I'm stuck with this problem. Given a domain $\Omega \subset \mathbb{R}^3$ where the function $u$ satisfies: $u_{xx} +u_{yy}+u_{zz} + k^2 u = 0$, I am asked to find the spherical mean over the sphere $\{(x, y, z)\in \mathbb{R}^3; ||(x-x_0, y-y_0, z-z_0)||=R\} \subset \Omega$.
I obviously thought of trying to adapt the mean value property for harmonic functions but to no avail. I then sought to find a general form of the solution using separation of variables. This way I believe that, if using spherical coordinates, the azimuthal factor of the solution is proportional $\Psi(\psi)=e^{in\psi}$, which means that when integrating out the azimuthal angle in $\int u d\sigma=-1/k^2\int \nabla^2 u d\sigma $ I will get zero by periodicity. I feel this solution is probably wrong. Any help would be appreciated. Thanks!

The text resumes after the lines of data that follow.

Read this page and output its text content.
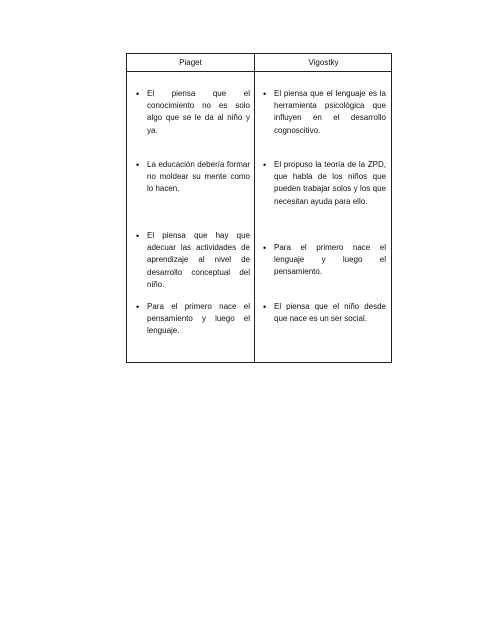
Piaget	Vigostky
• El piensa que el conocimiento no es solo algo que se le da al niño y ya.
• La educación debería formar no moldear su mente como lo hacen.
• El piensa que hay que adecuar las actividades de aprendizaje al nivel de desarrollo conceptual del niño.
• Para el primero nace el pensamiento y luego el lenguaje.
• El piensa que el lenguaje es la herramienta psicológica que influyen en el desarrollo cognoscitivo.
• El propuso la teoría de la ZPD, que habla de los niños que pueden trabajar solos y los que necesitan ayuda para ello.
• Para el primero nace el lenguaje y luego el pensamiento.
• El piensa que el niño desde que nace es un ser social.
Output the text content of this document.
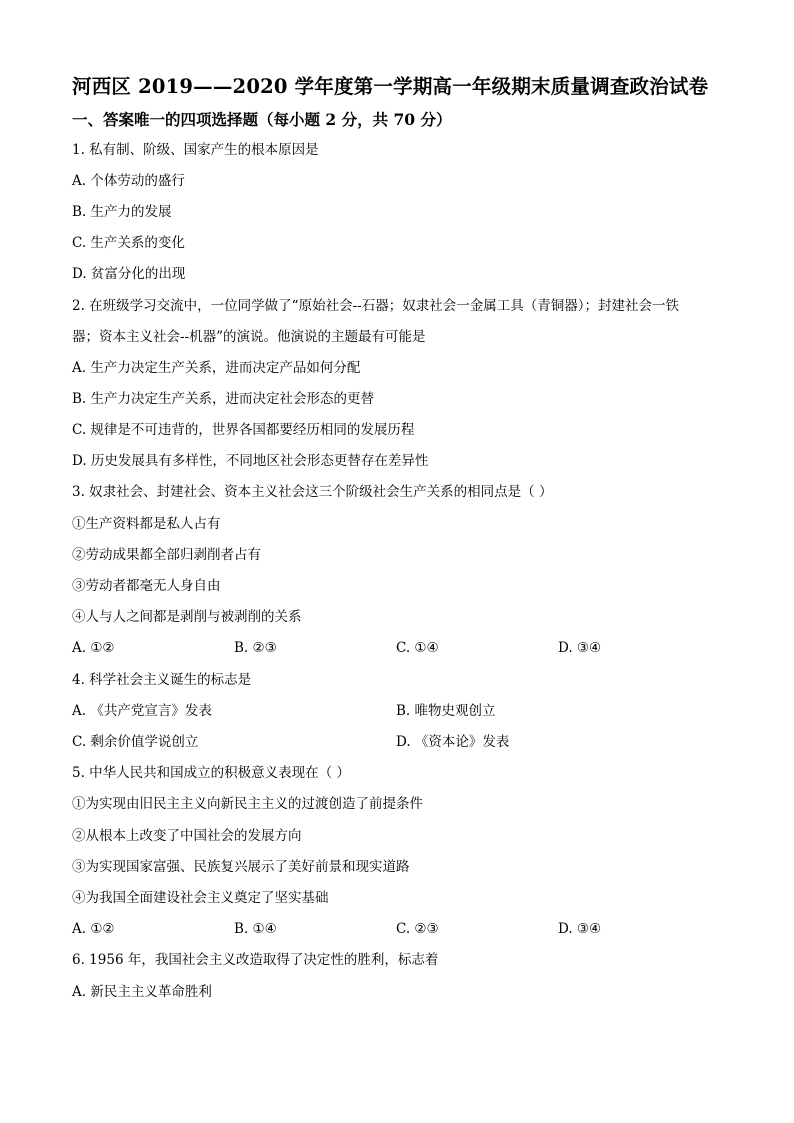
河西区 2019——2020 学年度第一学期高一年级期末质量调查政治试卷
一、答案唯一的四项选择题（每小题 2 分，共 70 分）
1. 私有制、阶级、国家产生的根本原因是
A. 个体劳动的盛行
B. 生产力的发展
C. 生产关系的变化
D. 贫富分化的出现
2. 在班级学习交流中，一位同学做了“原始社会--石器；奴隶社会一金属工具（青铜器）；封建社会一铁
器；资本主义社会--机器”的演说。他演说的主题最有可能是
A. 生产力决定生产关系，进而决定产品如何分配
B. 生产力决定生产关系，进而决定社会形态的更替
C. 规律是不可违背的，世界各国都要经历相同的发展历程
D. 历史发展具有多样性，不同地区社会形态更替存在差异性
3. 奴隶社会、封建社会、资本主义社会这三个阶级社会生产关系的相同点是（ ）
①生产资料都是私人占有
②劳动成果都全部归剥削者占有
③劳动者都毫无人身自由
④人与人之间都是剥削与被剥削的关系
A. ①②	B. ②③	C. ①④	D. ③④
4. 科学社会主义诞生的标志是
A. 《共产党宣言》发表	B. 唯物史观创立
C. 剩余价值学说创立	D. 《资本论》发表
5. 中华人民共和国成立的积极意义表现在（ ）
①为实现由旧民主主义向新民主主义的过渡创造了前提条件
②从根本上改变了中国社会的发展方向
③为实现国家富强、民族复兴展示了美好前景和现实道路
④为我国全面建设社会主义奠定了坚实基础
A. ①②	B. ①④	C. ②③	D. ③④
6. 1956 年，我国社会主义改造取得了决定性的胜利，标志着
A. 新民主主义革命胜利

Let $v(r)$ be the mean on the sphere of radius $r$. Then $v'(r)$ is the mean of the normal derivative. Hence, $4\pi r^2 v'(r)$ is the flux of $\nabla u$ out of the sphere. By the divergence theorem, this flux is equal to the integral of $\Delta u$ over the ball bounded by the sphere. The latter integral is $$\int_{B_r}\Delta u = -k^2\int_{B_r} u = -4\pi k^2\int_0^r s^2 v(s)\,ds$$ Thus, $$r^2 v'(r) = -k^2\int_0^r s^2 v(s)\,ds \tag{1}$$ Differentiate $v$ to get an ODE: $$ r^2 v''(r) +2r v'(r)+k^2 r^2 v(r) =0 \tag{2}$$ Looks like the Bessel equation, except for the factor of $2$, which makes it a spherical Bessel equation: unlike the ordinary one, (2) has a rather elementary solution (sinc).